By and Caroline Copley | May 7, 2014

Swiss Re and Hannover Re, the world’s no. 2 and 3 reinsurers, said they saw lower prices in natural disaster reinsurance and April renewals, as they beat profit expectations in the first quarter.

Fewer serious natural disasters, as well as competition from pension funds pouring money into the reinsurance industry, have crimped the pricing power of reinsurers.

Both insurers stressed on Wednesday they would focus on profitable areas of business rather than growing premium volume, to try to ride out a decline in pricing.

“We are not slaves to volume, and we will certainly not write business to fulfill some top line aspirations,” said Swiss Re Chief Executive Michel Lies.

The Zurich-based reinsurer said prices for natural catastrophe reinsurance had felt the greatest price pressure for the quarter, while other segments were mixed. It declined to give specific detail, playing down the impact of weaker prices when annual reinsurance contracts with insurance company clients were renewed in April. “Prices are coming down, but I would like to stress they are still at attractive levels,” Lies said.

The Swiss reinsurer said it wrote less natural catastrophe business but group volumes rose 14 percent during April renewals on tailored large transactions and expansion into casualty, which had seen profitable growth in all regions.

Hannover Re said it accepted a decline in premium volume after a “fiercely competitive” first quarter in property and casualty, which covers the non-life reinsurance business, to focus on more profitable areas.

The German reinsurer’s total gross premiums for non-life declined 4.1 percent in the first three months of the year to €2.1 billion ($2.925 billion) compared to last year.

Shares in Swiss Re and Hannover Re had barely risen by 1200 GMT, trading up 0.3 percent and 0.8 percent, respectively.

“At this stage, we have a preference for primary insurers over reinsurers because of the pricing dynamics going forward,” said Helvea analyst Daniel Bischof. “In our view, Swiss Re shares will continue to be driven by the challenging renewals outlook.”

Munich Re, the world’s No.1 reinsurer, said last month it felt increasing price competition during April’s renewals but has fared better than the overall market.
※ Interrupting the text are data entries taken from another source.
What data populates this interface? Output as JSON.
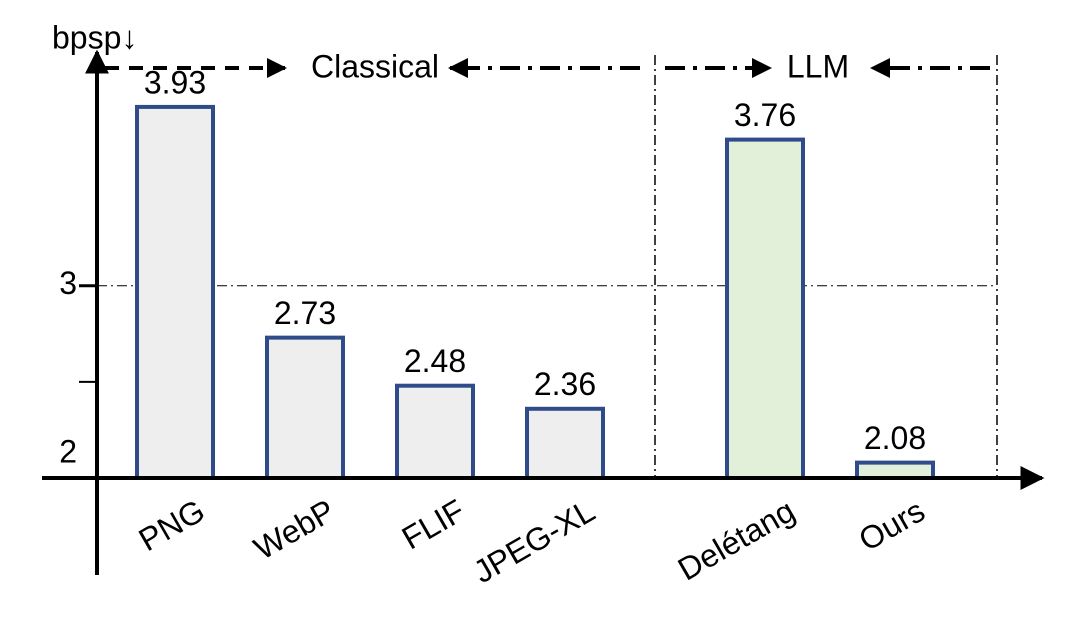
{
  "chart_data": {
    "type": "bar",
    "y_label": "bpsp↓",
    "categories": [
      "PNG",
      "WebP",
      "FLIF",
      "JPEG-XL",
      "Delétang",
      "Ours"
    ],
    "series": [
      {
        "name": "Classical",
        "color": "#eeeeee",
        "values": [
          3.93,
          2.73,
          2.48,
          2.36,
          null,
          null
        ]
      },
      {
        "name": "LLM",
        "color": "#e2efd9",
        "values": [
          null,
          null,
          null,
          null,
          3.76,
          2.08
        ]
      }
    ],
    "edge_color": "#2f4b8a",
    "ylim": [
      2,
      4.2
    ],
    "yticks": [
      2,
      3
    ],
    "minor_yticks": [
      2.5
    ],
    "grid": true
  }
}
It is due to report first quarter results on May 8.

Higher investment income lifted net profit at German rival Hannover Re, which unexpectedly rose to €233 million [$324 million] in the first quarter.
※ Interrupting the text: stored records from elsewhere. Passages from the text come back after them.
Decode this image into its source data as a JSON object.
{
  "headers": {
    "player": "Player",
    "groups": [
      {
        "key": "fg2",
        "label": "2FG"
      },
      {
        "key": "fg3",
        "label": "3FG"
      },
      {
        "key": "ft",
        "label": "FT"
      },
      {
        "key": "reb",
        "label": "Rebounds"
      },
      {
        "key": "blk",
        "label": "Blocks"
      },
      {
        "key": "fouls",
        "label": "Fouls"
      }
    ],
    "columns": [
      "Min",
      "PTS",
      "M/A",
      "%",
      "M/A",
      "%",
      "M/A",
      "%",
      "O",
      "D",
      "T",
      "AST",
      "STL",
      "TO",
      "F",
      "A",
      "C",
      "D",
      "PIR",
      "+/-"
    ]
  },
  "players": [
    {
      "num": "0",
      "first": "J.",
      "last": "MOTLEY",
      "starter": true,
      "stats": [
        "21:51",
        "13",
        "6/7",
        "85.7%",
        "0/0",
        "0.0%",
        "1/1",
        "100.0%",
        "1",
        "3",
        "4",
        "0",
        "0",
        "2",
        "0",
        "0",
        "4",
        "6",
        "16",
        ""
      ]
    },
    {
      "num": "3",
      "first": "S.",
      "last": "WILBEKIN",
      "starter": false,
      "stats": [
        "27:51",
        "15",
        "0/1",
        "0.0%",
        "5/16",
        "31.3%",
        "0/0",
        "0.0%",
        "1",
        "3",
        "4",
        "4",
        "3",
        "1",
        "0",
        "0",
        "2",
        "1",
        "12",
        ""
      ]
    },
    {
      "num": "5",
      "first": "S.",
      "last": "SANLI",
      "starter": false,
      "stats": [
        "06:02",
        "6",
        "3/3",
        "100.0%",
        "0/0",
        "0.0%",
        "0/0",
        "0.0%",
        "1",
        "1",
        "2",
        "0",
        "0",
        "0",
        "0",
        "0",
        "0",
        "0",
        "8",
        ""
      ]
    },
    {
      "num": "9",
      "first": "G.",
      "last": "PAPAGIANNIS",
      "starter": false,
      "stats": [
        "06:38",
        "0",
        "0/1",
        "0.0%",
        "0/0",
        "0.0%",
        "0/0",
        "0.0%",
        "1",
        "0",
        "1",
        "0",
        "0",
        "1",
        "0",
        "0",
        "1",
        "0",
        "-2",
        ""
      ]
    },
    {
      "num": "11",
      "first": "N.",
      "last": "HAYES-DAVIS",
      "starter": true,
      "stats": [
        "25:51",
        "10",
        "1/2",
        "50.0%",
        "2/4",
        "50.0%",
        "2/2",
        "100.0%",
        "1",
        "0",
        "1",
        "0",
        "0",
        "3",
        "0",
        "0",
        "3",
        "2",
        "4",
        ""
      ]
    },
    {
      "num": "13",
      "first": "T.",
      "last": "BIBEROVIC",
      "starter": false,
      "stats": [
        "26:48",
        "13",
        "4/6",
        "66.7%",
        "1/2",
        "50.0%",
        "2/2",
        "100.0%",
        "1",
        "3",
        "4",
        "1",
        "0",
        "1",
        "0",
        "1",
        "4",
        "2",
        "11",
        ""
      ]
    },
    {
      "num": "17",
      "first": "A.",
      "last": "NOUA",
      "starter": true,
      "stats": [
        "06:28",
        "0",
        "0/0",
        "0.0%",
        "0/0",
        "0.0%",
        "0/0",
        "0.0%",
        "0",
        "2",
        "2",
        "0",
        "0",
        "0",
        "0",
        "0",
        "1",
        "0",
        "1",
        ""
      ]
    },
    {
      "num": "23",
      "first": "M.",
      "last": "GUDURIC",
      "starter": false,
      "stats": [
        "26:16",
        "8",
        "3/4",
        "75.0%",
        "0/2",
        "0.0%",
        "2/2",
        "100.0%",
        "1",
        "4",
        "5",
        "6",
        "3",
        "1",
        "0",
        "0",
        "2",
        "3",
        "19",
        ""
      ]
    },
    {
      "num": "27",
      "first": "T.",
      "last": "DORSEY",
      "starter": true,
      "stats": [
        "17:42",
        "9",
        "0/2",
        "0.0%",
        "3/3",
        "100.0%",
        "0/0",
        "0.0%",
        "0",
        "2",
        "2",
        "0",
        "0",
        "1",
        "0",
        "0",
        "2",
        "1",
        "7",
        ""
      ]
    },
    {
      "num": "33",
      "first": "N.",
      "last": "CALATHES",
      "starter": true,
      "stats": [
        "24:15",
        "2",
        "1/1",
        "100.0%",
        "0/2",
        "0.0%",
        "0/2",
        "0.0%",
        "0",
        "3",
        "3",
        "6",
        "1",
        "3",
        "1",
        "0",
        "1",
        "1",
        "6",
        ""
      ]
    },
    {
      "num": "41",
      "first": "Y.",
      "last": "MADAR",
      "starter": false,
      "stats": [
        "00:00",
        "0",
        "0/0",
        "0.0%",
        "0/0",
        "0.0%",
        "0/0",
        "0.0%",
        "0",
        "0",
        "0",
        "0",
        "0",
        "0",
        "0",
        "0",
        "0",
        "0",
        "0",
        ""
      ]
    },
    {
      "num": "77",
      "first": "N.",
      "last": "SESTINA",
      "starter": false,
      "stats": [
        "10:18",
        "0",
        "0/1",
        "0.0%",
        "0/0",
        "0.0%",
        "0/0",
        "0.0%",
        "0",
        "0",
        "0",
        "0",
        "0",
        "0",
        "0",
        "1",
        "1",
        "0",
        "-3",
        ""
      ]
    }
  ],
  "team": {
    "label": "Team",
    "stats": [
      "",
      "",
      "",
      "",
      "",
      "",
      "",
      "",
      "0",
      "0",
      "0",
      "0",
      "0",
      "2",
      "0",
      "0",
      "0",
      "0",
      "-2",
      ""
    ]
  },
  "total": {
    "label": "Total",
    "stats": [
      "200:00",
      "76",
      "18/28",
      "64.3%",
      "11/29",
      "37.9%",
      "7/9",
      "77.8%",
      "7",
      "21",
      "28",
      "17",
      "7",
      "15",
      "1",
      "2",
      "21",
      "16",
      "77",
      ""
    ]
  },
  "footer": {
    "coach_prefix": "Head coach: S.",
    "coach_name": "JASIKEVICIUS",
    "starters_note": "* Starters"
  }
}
Quarterly net profit at Swiss Re fell 13 percent on weaker earnings in its life and health arm, although fewer natural catastrophes meant the fall was less than expected.
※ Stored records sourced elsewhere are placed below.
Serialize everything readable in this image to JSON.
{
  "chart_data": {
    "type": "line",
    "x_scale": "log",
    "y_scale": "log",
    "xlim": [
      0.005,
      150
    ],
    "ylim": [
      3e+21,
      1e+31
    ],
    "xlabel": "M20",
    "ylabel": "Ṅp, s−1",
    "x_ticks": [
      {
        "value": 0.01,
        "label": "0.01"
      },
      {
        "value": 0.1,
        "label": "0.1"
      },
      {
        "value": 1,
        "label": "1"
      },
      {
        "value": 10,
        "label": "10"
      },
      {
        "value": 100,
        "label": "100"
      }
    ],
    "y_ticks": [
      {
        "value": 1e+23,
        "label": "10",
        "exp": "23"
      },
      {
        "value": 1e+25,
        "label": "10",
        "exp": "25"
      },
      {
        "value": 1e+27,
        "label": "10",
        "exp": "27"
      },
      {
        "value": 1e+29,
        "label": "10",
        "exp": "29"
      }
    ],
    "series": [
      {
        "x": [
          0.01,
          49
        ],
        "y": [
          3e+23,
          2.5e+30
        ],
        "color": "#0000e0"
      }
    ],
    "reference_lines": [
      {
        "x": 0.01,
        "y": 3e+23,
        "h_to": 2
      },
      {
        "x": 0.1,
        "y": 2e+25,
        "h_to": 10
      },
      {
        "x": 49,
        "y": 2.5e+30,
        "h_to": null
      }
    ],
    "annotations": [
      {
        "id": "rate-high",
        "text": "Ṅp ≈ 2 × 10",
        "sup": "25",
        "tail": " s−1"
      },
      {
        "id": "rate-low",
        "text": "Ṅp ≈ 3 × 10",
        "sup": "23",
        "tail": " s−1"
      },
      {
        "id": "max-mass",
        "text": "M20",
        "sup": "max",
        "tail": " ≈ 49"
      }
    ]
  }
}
Swiss Re reported a combined ratio, an insurance industry measure of profitability weighing payouts against premium income, of 78.8 percent in its property and casualty arm compared with 69.7 percent a year earlier.

Swiss Re also announced the appointment of Patrick Raaflaub, the former chief executive of Switzerland’s financial regulator FINMA, as the group’s chief risk officer, effective Sept. 1.